Larissa FastHorse never imagined that some of her most frustrating professional experiences would serve as inspiration for the script that would change her life.

An Indigenous playwright from South Dakota, FastHorse has spent decades working in the predominantly white theatre world, often coming up against well-intended yet ignorant colleagues and peers. After years of feeling defeated by reputable theatres’ refusal to mount her productions with Indigenous actors in lead roles, she decided to try a different approach.

“We’ve always had incredibly talented Native actors and artists, but the perception was that we didn’t,” FastHorse says over Zoom. “So I said ‘Fine, I will deal with the same issues, but I’ll do it with white presenting artists.’”

The result is The Thanksgiving Play, which premiered on Broadway in 2023, turning FastHorse into the first known female Indigenous playwright to be produced on Broadway, and it has since become one of the most-produced plays across North America. The show had its Canadian premiere at Toronto’s CAA Theatre on Sept. 27.

The piece is a kind of “comedy within a satire,” as FastHorse calls it. It depicts two teachers and two theatre professionals – all of whom are white – trying desperately to create a politically correct show about U.S. Thanksgiving yet failing miserably to be even half as progressive as they intend. The play focuses heavily on the concept of intention versus impact with the goal of teaching audiences that intending to be respectful doesn’t always yield the desired results.

FastHorse says the only way for all individuals to feel safe and valued is for people to look at the effect of their actions and own up to them, even if their intentions were pure.

While the play openly pokes fun at well-meaning but tone-deaf white folks, it has resonated widely with that audience. FastHorse believes that’s because the play is less about placing blame and more about educating a demographic that does want to learn and do better.

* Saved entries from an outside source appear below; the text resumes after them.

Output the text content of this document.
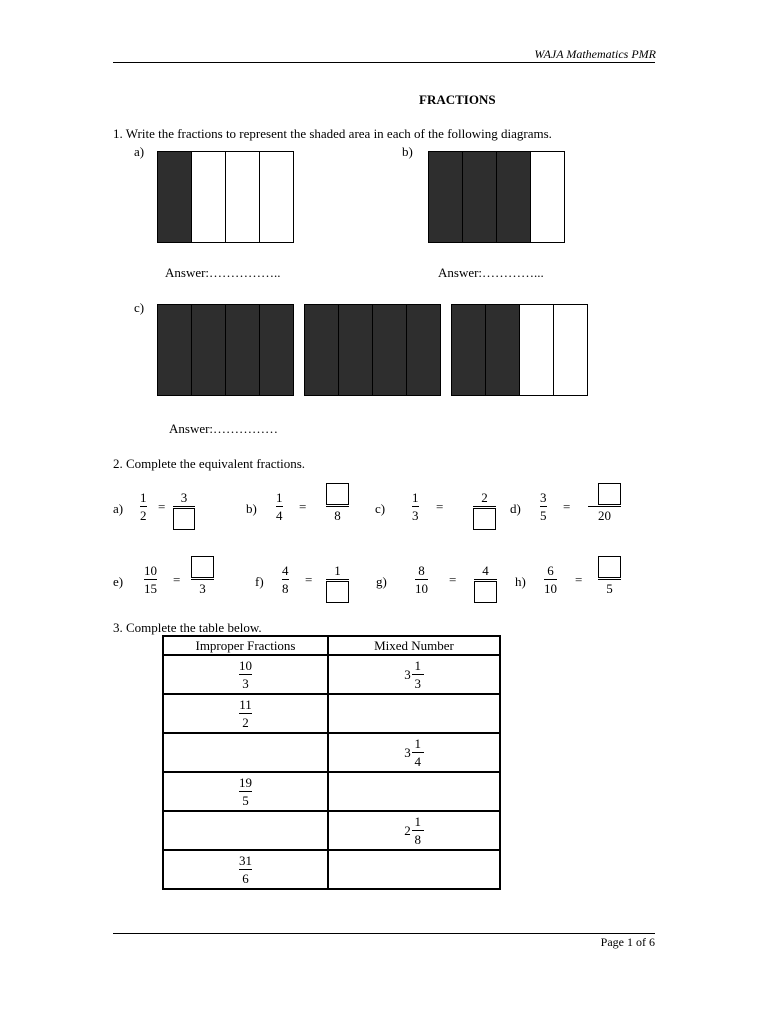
WAJA Mathematics PMR
FRACTIONS
1. Write the fractions to represent the shaded area in each of the following diagrams.
a)	b)
Answer:……………..	Answer:…………...
c)
Answer:……………
2. Complete the equivalent fractions.
a)
1
2
=
3
b)
1
4
=
8	c)
1
3
=
2
d)
3
5
=
20
e)
10
15
=
3	f)
4
8
=
1
g)
8
10
=
4
h)
6
10
=
5
3. Complete the table below.
Improper Fractions	Mixed Number

$\frac{10}{3}$	3
1
3

$\frac{11}{2}$

	3
1
4

$\frac{19}{5}$

	2
1
8

$\frac{31}{6}$

Page 1 of 6
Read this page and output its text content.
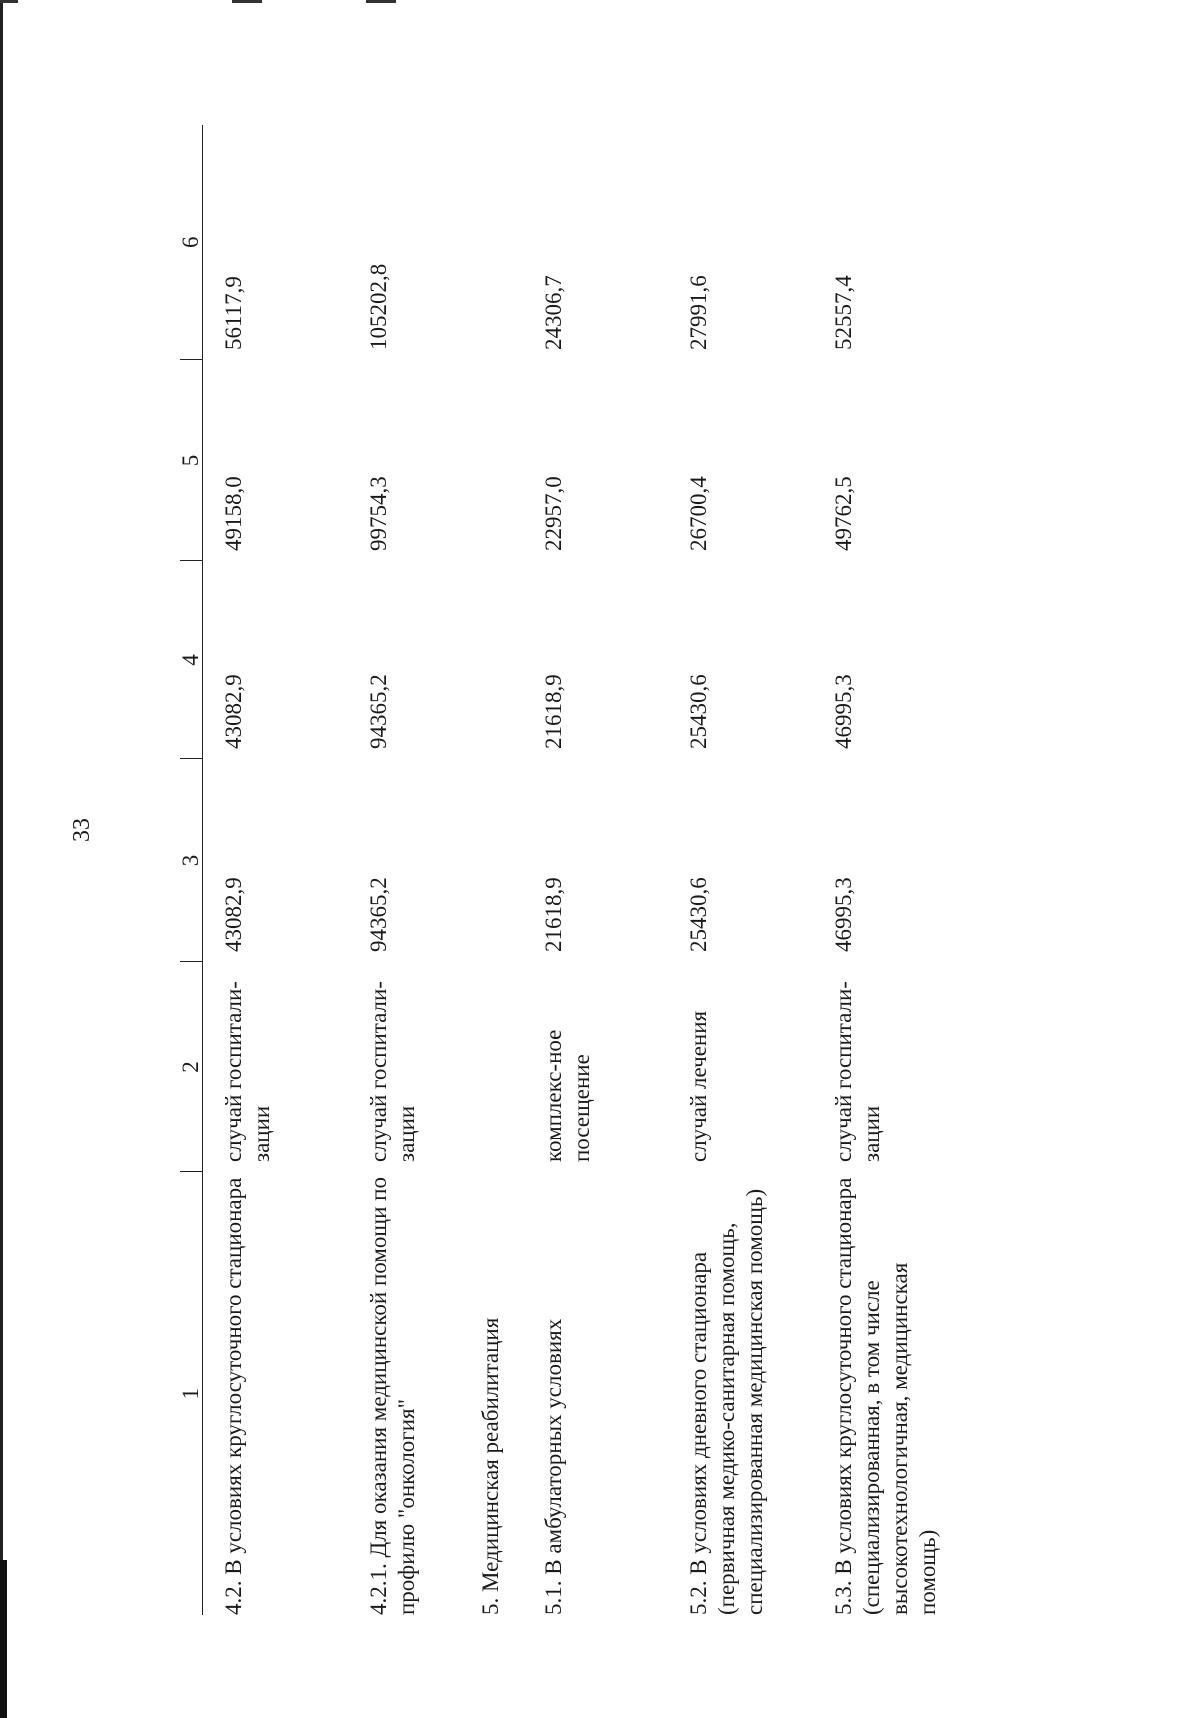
33
1	2	3	4	5	6
4.2. В условиях круглосуточного стационара	случай госпитали-зации	43082,9	43082,9	49158,0	56117,9
4.2.1. Для оказания медицинской помощи по профилю "онкология"	случай госпитали-зации	94365,2	94365,2	99754,3	105202,8
5. Медицинская реабилитация					
5.1. В амбулаторных условиях	комплекс-ное посещение	21618,9	21618,9	22957,0	24306,7
5.2. В условиях дневного стационара (первичная медико-санитарная помощь, специализированная медицинская помощь)	случай лечения	25430,6	25430,6	26700,4	27991,6
5.3. В условиях круглосуточного стационара (специализированная, в том числе высокотехнологичная, медицинская помощь)	случай госпитали-зации	46995,3	46995,3	49762,5	52557,4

“It’s my way of saying, ‘I appreciate all the wonderful supporters who come to the theatre who are still predominantly white, but you’ve also got a ways to go,’” she says. “I have trust in them that they want to do better and they want to approach Indigenous people differently.”

And it certainly helps that her message is communicated through humour, which FastHorse describes as both her personal love language and that of many Indigenous cultures. “You know you’re in with Native and Indigenous folks if they’re making fun of you,” she says.

Although humour has historically been an effective way to help audiences swallow more serious underlying themes, the reach and success of The Thanksgiving Play has gone beyond anything FastHorse could have imagined. There have been roughly 300 independent productions around the world, a number the playwright finds truly “unbelievable.”

She’s also had audience members write to her on social media to tell her they’ve begun a tradition of reading the play as a family at Thanksgiving dinner each year.

High school drama teachers looking to push boundaries are also putting on the production in their schools, she’s heard, and she was told about an unofficial reading in which theatre students at the University of Washington read the play aloud at the campus entrance on the first day of school. “They see it as a political statement,” she says.

On a personal level, the success of the play has transformed FastHorse’s life: It put her in a financial position to purchase a home with her husband, and it has completely changed how she’s perceived in the theatre community.

For the first time in her career, FastHorse is trusted as an artist whose work can appeal to a wide variety of audiences – an assumption much more easily given to non-Indigenous playwrights.

“I used to complain a lot about how white guys would just write a play and put it up, while I had to jump through 5,000 hoops,” she says. “Even with this piece, it was my most rejected play.”

Her work typically had to go through many levels of development before getting the green light. “Because I wasn’t given the benefit of a doubt. The Thanksgiving Play gave me the benefit of the doubt.”

To prospective audience members considering coming to the play, FastHorse warns her goal is to leave you with more questions than answers, which can be a little disquieting – though she’s confident the answers are out there for those who are truly looking to find them.

And if you’re open to sitting in the discomfort, she promises you’ll also laugh a lot.

“I was reading something recently about how laughter adds time to the end of your life,” she says. “So I figure my human service is to add a bunch of time to everybody’s lives around the world.”